Our contributions are three-fold. Firstly, to the best of our knowledge, we are the first group to adopt FSA to provide deep analysis on KT task. By interpreting the learning state change using FSA, we can obtain a better understanding of the problem of existing RNN based methods. Secondly, according to the interpretable analysis, we propose a multi-head attention model to handle the problem of long sequence input in KT. Lastly, we evaluate our model on real-world datasets and the results show that our model improves the state-of-the-art baselines.

Fig. 1.
figure 1

Accept/Reject States of DKT. The values above each bar represent the proportion of the rejected items in an input sequence.

Fig. 2.
figure 2

An illustration of our KTA model.

2 Proposed Models

In this section, we will describe the KTA in briefly. The overall structure of the model is shown in Fig. 2. (1) Embedding Layer: The tuples that contain the questions and the corresponding answers are first projected into real-value vectors, namely one-hot embeddings. (2) Feature Extraction: After that, The vectors are fed into a feature extractor, which aims at capturing the latent dependency relationships among the inputs. The main component of the feature extractor consists of N identical blocks. Each block has two sub-layers. The first is a multi-head self-attention mechanism [8], the critical element of the extractor, and the second is a fully connected feed-forward network [8]. Self-attention achieves the extraction of the global relationship by calculating the similarity of each item among the input sequence using the scaled dot-product attention [8]. Here, the attention is calculated h times, which allows the model to learn relevant information in different representative sub-spaces, and making it so-called multi-head. (3) Prediction and Loss: On the prediction stage, only the topmost outputs of attention sub-layer are taken to a Sigmoid function to make the final decision. The prediction and optimization processes are the same as [9], we would not elaborate here.

3 Experiments

AUC Results. We evaluated our models on four popular datasets which are also used in [9]. We also select four popular methods for comparison, PFA [4], BKT [1], DKT [6], DKT+ [9]. Table 1 displays the AUC results of all the datasets.

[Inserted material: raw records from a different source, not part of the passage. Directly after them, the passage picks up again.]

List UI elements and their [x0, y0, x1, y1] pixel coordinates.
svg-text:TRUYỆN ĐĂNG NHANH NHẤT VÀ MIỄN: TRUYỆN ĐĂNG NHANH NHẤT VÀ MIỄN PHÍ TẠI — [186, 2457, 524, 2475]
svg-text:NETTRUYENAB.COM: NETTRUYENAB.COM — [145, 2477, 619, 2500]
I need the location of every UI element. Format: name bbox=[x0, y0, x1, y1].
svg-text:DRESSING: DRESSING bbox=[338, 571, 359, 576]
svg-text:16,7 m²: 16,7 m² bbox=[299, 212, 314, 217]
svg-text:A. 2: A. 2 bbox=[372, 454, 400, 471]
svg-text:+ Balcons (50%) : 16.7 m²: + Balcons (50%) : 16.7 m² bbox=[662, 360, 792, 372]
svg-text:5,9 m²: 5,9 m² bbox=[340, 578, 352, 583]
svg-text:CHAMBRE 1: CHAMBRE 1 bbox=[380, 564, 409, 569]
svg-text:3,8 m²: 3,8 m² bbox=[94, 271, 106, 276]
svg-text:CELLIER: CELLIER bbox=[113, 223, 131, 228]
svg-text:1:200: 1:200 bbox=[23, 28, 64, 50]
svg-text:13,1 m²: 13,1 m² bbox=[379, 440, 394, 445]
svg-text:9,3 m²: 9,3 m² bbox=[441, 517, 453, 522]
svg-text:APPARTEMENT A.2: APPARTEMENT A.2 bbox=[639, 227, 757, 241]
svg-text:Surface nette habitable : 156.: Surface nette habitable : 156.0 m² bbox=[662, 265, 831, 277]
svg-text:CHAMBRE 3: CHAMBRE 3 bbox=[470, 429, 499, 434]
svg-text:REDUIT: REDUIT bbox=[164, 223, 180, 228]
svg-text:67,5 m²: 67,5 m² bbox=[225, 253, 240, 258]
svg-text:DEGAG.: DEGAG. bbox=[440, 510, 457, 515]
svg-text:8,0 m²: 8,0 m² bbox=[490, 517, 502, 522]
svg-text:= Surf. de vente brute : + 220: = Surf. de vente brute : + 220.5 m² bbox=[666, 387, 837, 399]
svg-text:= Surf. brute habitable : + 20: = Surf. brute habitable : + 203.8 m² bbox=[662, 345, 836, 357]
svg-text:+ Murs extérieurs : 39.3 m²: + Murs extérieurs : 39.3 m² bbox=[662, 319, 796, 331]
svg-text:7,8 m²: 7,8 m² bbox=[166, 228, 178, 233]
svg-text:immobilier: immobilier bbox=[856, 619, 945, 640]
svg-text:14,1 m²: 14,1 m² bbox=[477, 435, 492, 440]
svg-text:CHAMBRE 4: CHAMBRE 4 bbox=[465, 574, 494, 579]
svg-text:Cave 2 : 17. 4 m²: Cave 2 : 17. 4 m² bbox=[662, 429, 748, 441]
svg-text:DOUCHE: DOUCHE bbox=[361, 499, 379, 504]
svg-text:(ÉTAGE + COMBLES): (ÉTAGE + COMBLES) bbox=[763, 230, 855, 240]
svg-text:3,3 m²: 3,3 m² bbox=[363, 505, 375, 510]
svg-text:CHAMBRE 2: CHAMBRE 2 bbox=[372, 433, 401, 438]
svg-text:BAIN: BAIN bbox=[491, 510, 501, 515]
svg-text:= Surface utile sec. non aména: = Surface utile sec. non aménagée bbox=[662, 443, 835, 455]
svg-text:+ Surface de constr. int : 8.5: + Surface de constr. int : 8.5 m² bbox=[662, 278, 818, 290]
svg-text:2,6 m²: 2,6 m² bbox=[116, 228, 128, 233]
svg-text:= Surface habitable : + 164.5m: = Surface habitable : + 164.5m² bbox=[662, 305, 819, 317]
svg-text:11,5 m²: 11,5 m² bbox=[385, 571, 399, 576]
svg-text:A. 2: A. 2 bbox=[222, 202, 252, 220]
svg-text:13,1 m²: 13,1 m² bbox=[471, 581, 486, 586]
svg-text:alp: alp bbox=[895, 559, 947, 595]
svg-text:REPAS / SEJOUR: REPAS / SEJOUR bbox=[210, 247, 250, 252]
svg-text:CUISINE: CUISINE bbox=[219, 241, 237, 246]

Table 1. AUC result and F1 score for all datasets tested.

According to Table 1, our proposed model achieves excellent results on four datasets on both evaluation metrics except for the Simulated-5. For example, KTA exceeds DKT+ 10% more on ASSIST2015 regards to AUC. Similar situations happened to the F1 score, and our model achieves notable improvement compared with other models. Moreover, we notice that on Simulated-5 dataset, the performance of our model is not very impressive. One reason is that there is no long sequence in the dataset. Therefore, our model can not exploit the advantage of capturing the long sequence. Another reason is that all the data have the same length of questions, and every question appears only once. Thus the dependence between data is not as strong as other data.

Prediction Visualization. We also provide prediction visualization, as shown in Fig. 3, in order to give a better sense of the self-attention effect on the prediction results. The figure aims to display the change in the prediction of skill along with the number of questions, e.g., s33. Concretely, our model performs more smoothly compared with DKT.

Fig. 3.
figure 3

Line plot for the skill 33 prediction of three models. The student interactions are extracted from ASSISTments 2009. Probability of correctly answering skill 33 is predicted by the trained models.

4 Conclusion

In this paper, we applied the FSA to interpret DKT and through the analysis of FSA, we discover that DKT can not handle the long sequence input. Therefore, we introduce a self-attention model, namely, KTA, which can directly capture the global dependency relationships by computing the similarity among each item of the input regardless of the length of the input sequence. The experimental results show that our proposed model can provide better predictions than existing models.